Lundin Sees $8.2B Sverdrup Spending Estimate as Fair


STAVANGER, Norway, Nov 21 (Reuters) – Swedish oil minnow Lundin Petroleum considers an industry estimate of 50 billion crowns ($8.20 billion) for investments in the giant Johan Sverdrup field in the Norwegian North Sea until 2018 as fair, a senior executive told Reuters.

Sverdrup, discovered in 2011, is the biggest North Sea find in decades with up to 3.3 billion barrels of oil and peak production is seen around 500,000 barrels per day.

The field's partners will present a development plan for the field with their own investment estimate in December or January but the Norwegian Oil and Gas Association last week released its preliminary estimate.

Norway's Statoil and Lundin operate the field while other partners include Det Norske, Denmark's Maersk Oil and state holding firm Petoro.

"It is a good rough figure," Torstein Sannes, managing director of Lundin's Norwegian unit said in an interview on Thursday.

"That is just for the first phase and maybe the initial FEED (pre-engineering phase) and the start of the EPC (Engineering Procurement and Construction) contract on the second phase," he said on the margins of an oil and gas conference.

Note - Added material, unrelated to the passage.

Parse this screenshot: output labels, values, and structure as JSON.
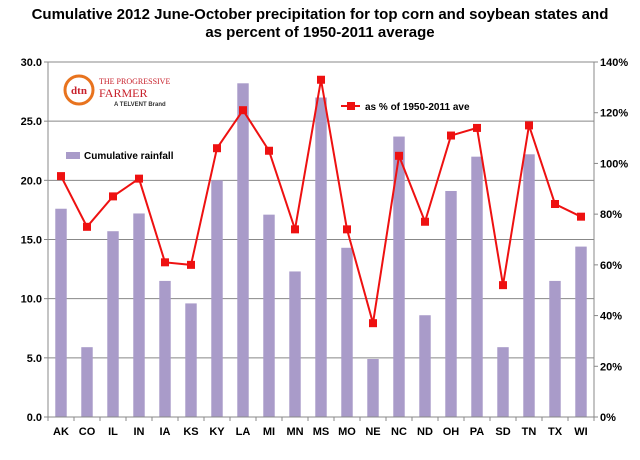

Sannes added later he did not know the bases for the Norwegian oil industry lobby's own estimates for the investments at the field and emphasised the lobby's view was a rough estimate.

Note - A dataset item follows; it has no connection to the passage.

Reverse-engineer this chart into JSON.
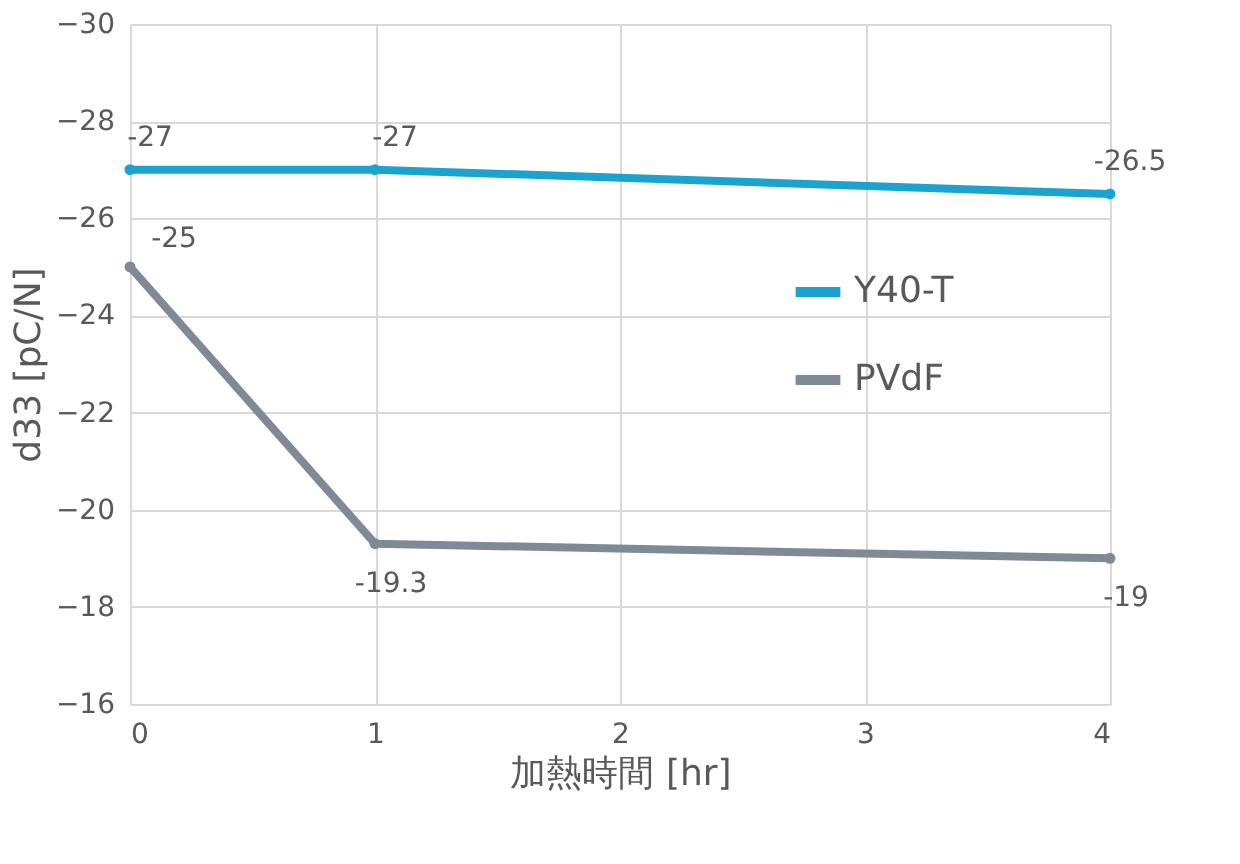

Johan Sverdrup is expected to come on stream in late 2018, the partners previously said. "Full production would be reached in 2021 or 2022," Sannes added.

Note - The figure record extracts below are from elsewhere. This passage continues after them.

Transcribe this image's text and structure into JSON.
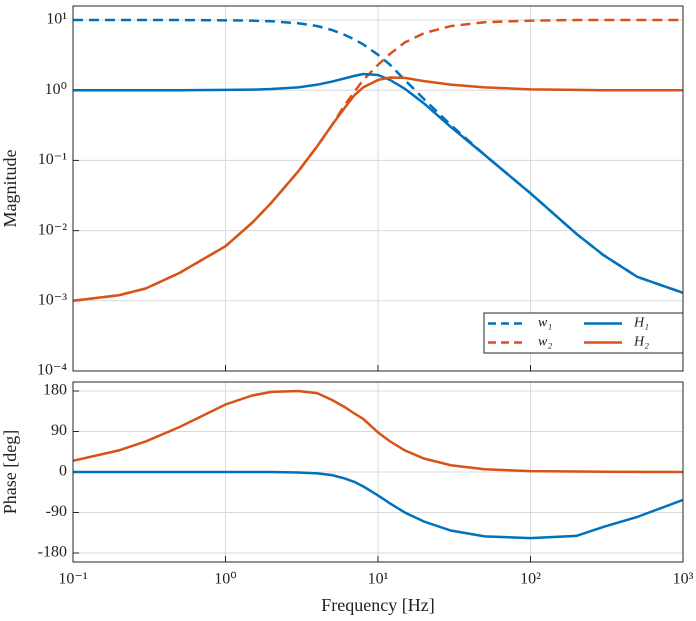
{
  "chart_data": [
    {
      "type": "line",
      "xlog": true,
      "ylog": true,
      "grid": true,
      "show_xticklabels": false,
      "ylabel": "Magnitude",
      "x": [
        0.1,
        0.2,
        0.3,
        0.5,
        1,
        1.5,
        2,
        3,
        4,
        5,
        6,
        7,
        8,
        10,
        12,
        15,
        20,
        30,
        50,
        100,
        200,
        300,
        500,
        1000
      ],
      "xlim": [
        0.1,
        1000
      ],
      "xticks": [
        0.1,
        1,
        10,
        100,
        1000
      ],
      "ylim": [
        0.0001,
        15.85
      ],
      "yticks": [
        {
          "value": 0.0001,
          "label": "10⁻⁴"
        },
        {
          "value": 0.001,
          "label": "10⁻³"
        },
        {
          "value": 0.01,
          "label": "10⁻²"
        },
        {
          "value": 0.1,
          "label": "10⁻¹"
        },
        {
          "value": 1,
          "label": "10⁰"
        },
        {
          "value": 10,
          "label": "10¹"
        }
      ],
      "legend": "lower right",
      "series": [
        {
          "name": "w₁",
          "color": "#0072BD",
          "linestyle": "dashed",
          "values": [
            10,
            10,
            10,
            10,
            9.9,
            9.8,
            9.6,
            9,
            8.2,
            7.2,
            6.2,
            5.3,
            4.5,
            3.2,
            2.3,
            1.4,
            0.75,
            0.32,
            0.12,
            0.034,
            0.009,
            0.0045,
            0.0022,
            0.0013
          ]
        },
        {
          "name": "w₂",
          "color": "#D95319",
          "linestyle": "dashed",
          "values": [
            0.001,
            0.0012,
            0.0015,
            0.0025,
            0.006,
            0.013,
            0.025,
            0.07,
            0.16,
            0.32,
            0.6,
            0.95,
            1.4,
            2.3,
            3.3,
            4.8,
            6.5,
            8.2,
            9.3,
            9.8,
            10,
            10,
            10,
            10
          ]
        },
        {
          "name": "H₁",
          "color": "#0072BD",
          "linestyle": "solid",
          "values": [
            1,
            1,
            1,
            1,
            1.01,
            1.02,
            1.04,
            1.1,
            1.2,
            1.33,
            1.47,
            1.6,
            1.7,
            1.65,
            1.4,
            1.05,
            0.65,
            0.3,
            0.12,
            0.034,
            0.009,
            0.0045,
            0.0022,
            0.0013
          ]
        },
        {
          "name": "H₂",
          "color": "#D95319",
          "linestyle": "solid",
          "values": [
            0.001,
            0.0012,
            0.0015,
            0.0025,
            0.006,
            0.013,
            0.025,
            0.07,
            0.16,
            0.32,
            0.55,
            0.85,
            1.1,
            1.4,
            1.52,
            1.5,
            1.35,
            1.2,
            1.1,
            1.03,
            1.01,
            1,
            1,
            1
          ]
        }
      ]
    },
    {
      "type": "line",
      "xlog": true,
      "ylog": false,
      "grid": true,
      "show_xticklabels": true,
      "ylabel": "Phase [deg]",
      "xlabel": "Frequency [Hz]",
      "x": [
        0.1,
        0.2,
        0.3,
        0.5,
        1,
        1.5,
        2,
        3,
        4,
        5,
        6,
        7,
        8,
        10,
        12,
        15,
        20,
        30,
        50,
        100,
        200,
        300,
        500,
        1000
      ],
      "xlim": [
        0.1,
        1000
      ],
      "xticks": [
        {
          "value": 0.1,
          "label": "10⁻¹"
        },
        {
          "value": 1,
          "label": "10⁰"
        },
        {
          "value": 10,
          "label": "10¹"
        },
        {
          "value": 100,
          "label": "10²"
        },
        {
          "value": 1000,
          "label": "10³"
        }
      ],
      "ylim": [
        -200,
        200
      ],
      "yticks": [
        -180,
        -90,
        0,
        90,
        180
      ],
      "series": [
        {
          "name": "H₁",
          "color": "#0072BD",
          "linestyle": "solid",
          "values": [
            0,
            0,
            0,
            0,
            0,
            0,
            0,
            -1,
            -3,
            -7,
            -14,
            -22,
            -32,
            -52,
            -70,
            -90,
            -110,
            -130,
            -143,
            -147,
            -142,
            -122,
            -100,
            -62
          ]
        },
        {
          "name": "H₂",
          "color": "#D95319",
          "linestyle": "solid",
          "values": [
            25,
            48,
            68,
            100,
            150,
            170,
            178,
            180,
            175,
            160,
            145,
            130,
            118,
            88,
            68,
            48,
            30,
            15,
            6,
            2,
            1,
            0.5,
            0.3,
            0
          ]
        }
      ]
    }
  ]
}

Norwegian authorities are currently deciding who would operate the field in the future and markets expect it would go to Statoil.

"There is nothing magic about being an operator and we have quite a lot of things coming up ... We are a little relaxed about that one," Sannes said.

Sannes told the conference a probable solution in the first phase of the project was to build a steel jacket with a topside, which could favour Norwegian yards over South Korean ones, since some yards had more experience in that type of installation.

Oil would probably be transported from the field to an onshore processing plant via pipeline, rather than via tankers.

"It will probably be a pipeline," he told the audience.

In terms of exploration, Lundin is one of the most active explorers off Norway. Next year, it expected to work on 18 wells, against 25 wells for Statoil, Sannes said.